Freshness matters too. Seer Interactive found that 85% of AI citations come from content less than two years old. ChatGPT on its own downgraded Videomaker articles that were over a decade old, even though they ranked well. And AI systems break complex questions into smaller sub-queries and search each one separately, which means covering a topic from several angles gives you more chances to be found.
Those findings point to something actionable. Put your answer first. Stay current. Be specific. Cover related questions. These are solid content practices.
But here’s where I push back on the GEO framing: these are also just good writing. The critics of the original paper pointed out that the techniques which worked best simply added useful new information to the page. Calling that “GEO” and charging a premium for it feels like putting a new label on editorial quality.

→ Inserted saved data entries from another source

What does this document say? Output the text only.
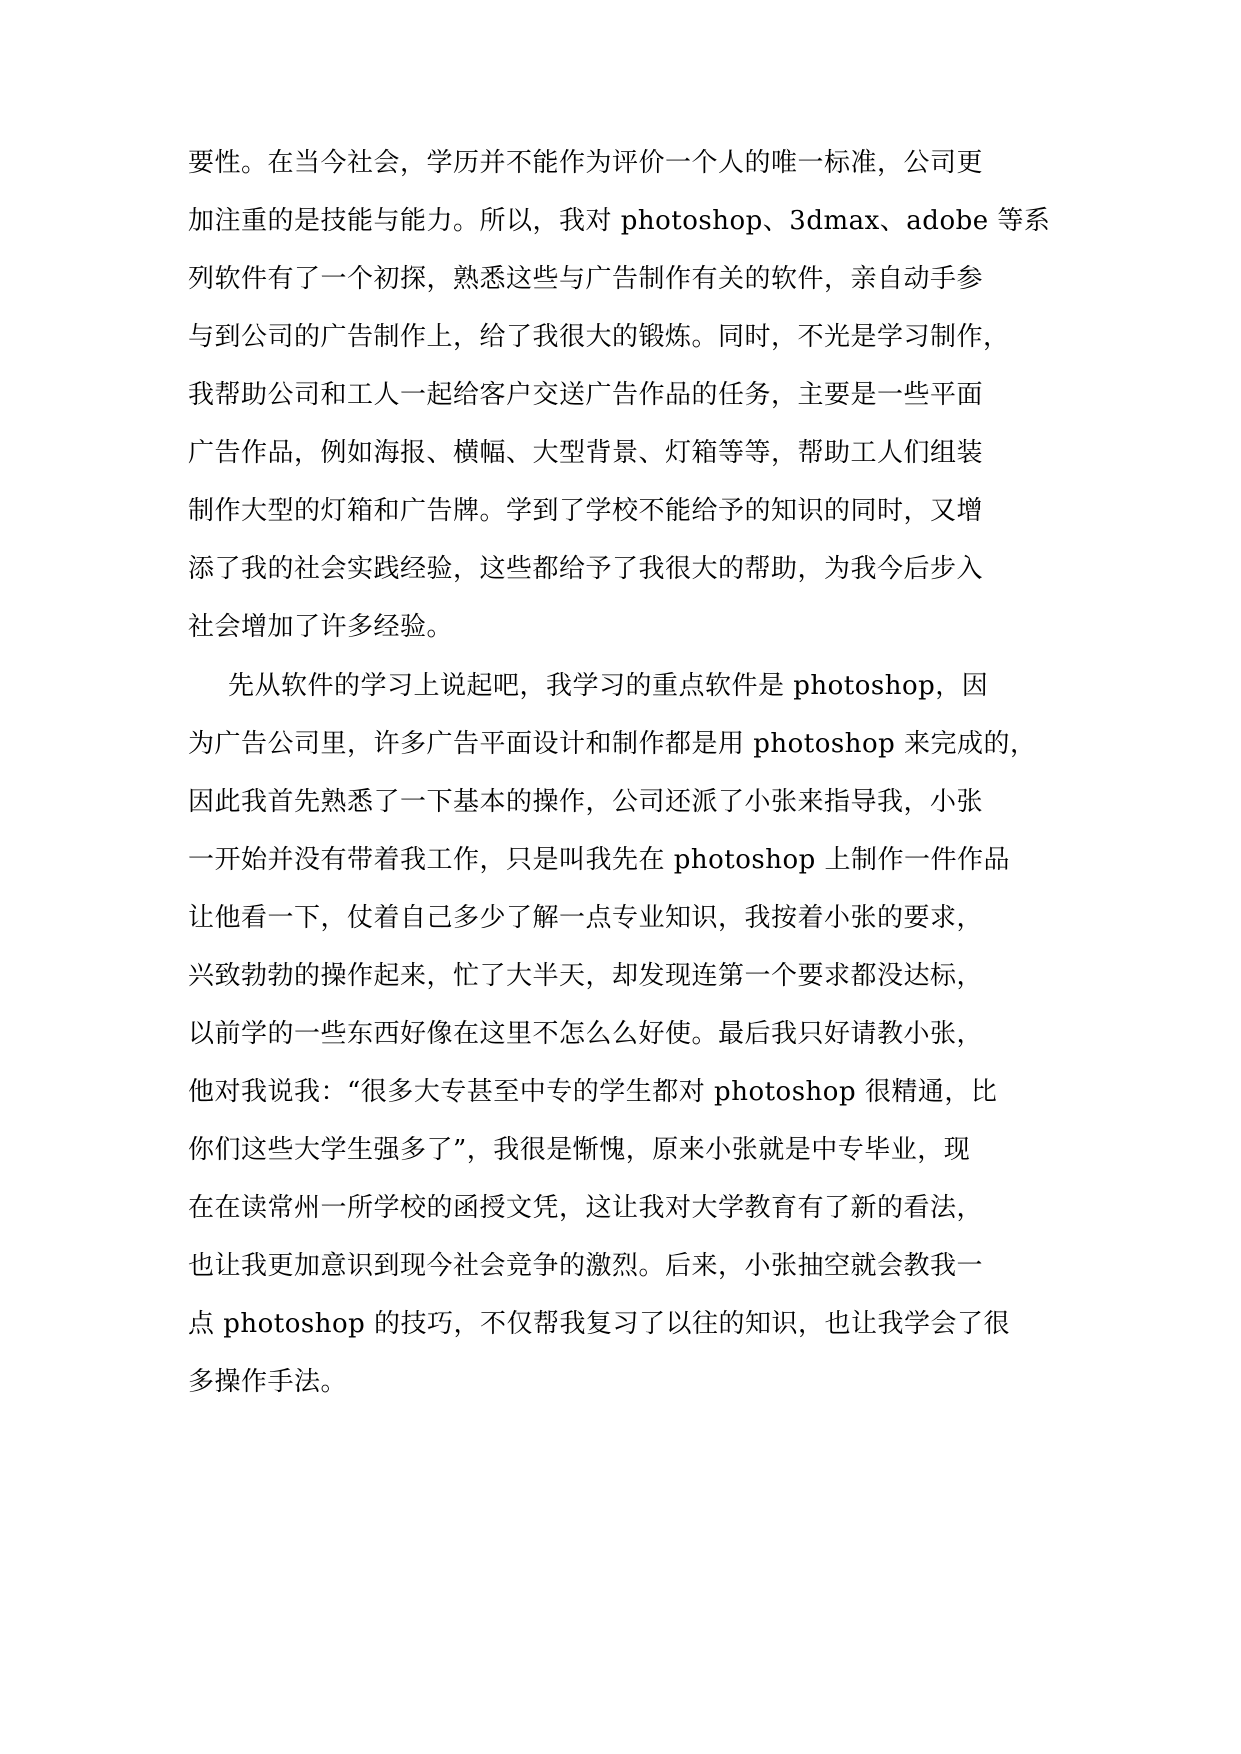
要性。在当今社会，学历并不能作为评价一个人的唯一标准，公司更
加注重的是技能与能力。所以，我对 photoshop、3dmax、adobe 等系
列软件有了一个初探，熟悉这些与广告制作有关的软件，亲自动手参
与到公司的广告制作上，给了我很大的锻炼。同时，不光是学习制作，
我帮助公司和工人一起给客户交送广告作品的任务，主要是一些平面
广告作品，例如海报、横幅、大型背景、灯箱等等，帮助工人们组装
制作大型的灯箱和广告牌。学到了学校不能给予的知识的同时，又增
添了我的社会实践经验，这些都给予了我很大的帮助，为我今后步入
社会增加了许多经验。
先从软件的学习上说起吧，我学习的重点软件是 photoshop，因
为广告公司里，许多广告平面设计和制作都是用 photoshop 来完成的，
因此我首先熟悉了一下基本的操作，公司还派了小张来指导我，小张
一开始并没有带着我工作，只是叫我先在 photoshop 上制作一件作品
让他看一下，仗着自己多少了解一点专业知识，我按着小张的要求，
兴致勃勃的操作起来，忙了大半天，却发现连第一个要求都没达标，
以前学的一些东西好像在这里不怎么么好使。最后我只好请教小张，
他对我说我：“很多大专甚至中专的学生都对 photoshop 很精通，比
你们这些大学生强多了”，我很是惭愧，原来小张就是中专毕业，现
在在读常州一所学校的函授文凭，这让我对大学教育有了新的看法，
也让我更加意识到现今社会竞争的激烈。后来，小张抽空就会教我一
点 photoshop 的技巧，不仅帮我复习了以往的知识，也让我学会了很
多操作手法。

The measurement and money problems
Even if some GEO techniques help at the margins, two problems undercut the case for treating GEO as something worth a dedicated budget.
First, you can’t measure it reliably. Ahrefs found that AI Overview answers change 70% of the time for the same query. Rand Fishkin tested this with 600 volunteers in January 2026 and found less than a 1 in 100 chance that any AI platform gives the same list of brands twice for the same prompt. Less than 1 in 1,000 for the same list in the same order. His conclusion: “Any tool that gives a ‘ranking position in AI’ is full of baloney.” Broad trends over many queries might be trackable. Precise rankings are noise. The tools selling that data are selling false precision.
Second, the business value isn’t proven for most industries. AI platforms drive 0.15% of global web traffic. Google drives about 48.5%. That’s a 300-to-1 ratio. Being cited in an AI answer doesn’t reliably mean being clicked, either. Pew Research studied nearly 69,000 real searches and found that only 1% of users click sources inside AI Overviews. Wikipedia is the most-cited source across AI platforms and lost 8% of its pageviews last year. Forbes piled up over 44,000 AI citations while its traffic dropped by half. On conversions, the data contradicts itself. Ahrefs says AI visitors convert 23 times better than organic visitors. An academic study of nearly a thousand e-commerce sites says ChatGPT referrals underperform almost every other channel. Nobody has a clear ROI story yet.
Gartner predicted in early 2024 that traditional search would drop 25% by 2026. Google search volume actually grew 21.6% from 2023 to 2024. The AI shift in search is real, and I’m genuinely uncertain about where it goes.
What I'm fairly sure of is that the smartest move right now is to invest in the basics that work everywhere. Do good technical SEO: fast pages, clean architecture, proper indexation across all the search engines that feed AI platforms. Write clear, up-to-date content that answers questions well. Build authority the way you always have. Ensure all the AI bots can reach your site. Whether you call the work SEO, GEO, or just good practice depends mostly on who's writing the invoice.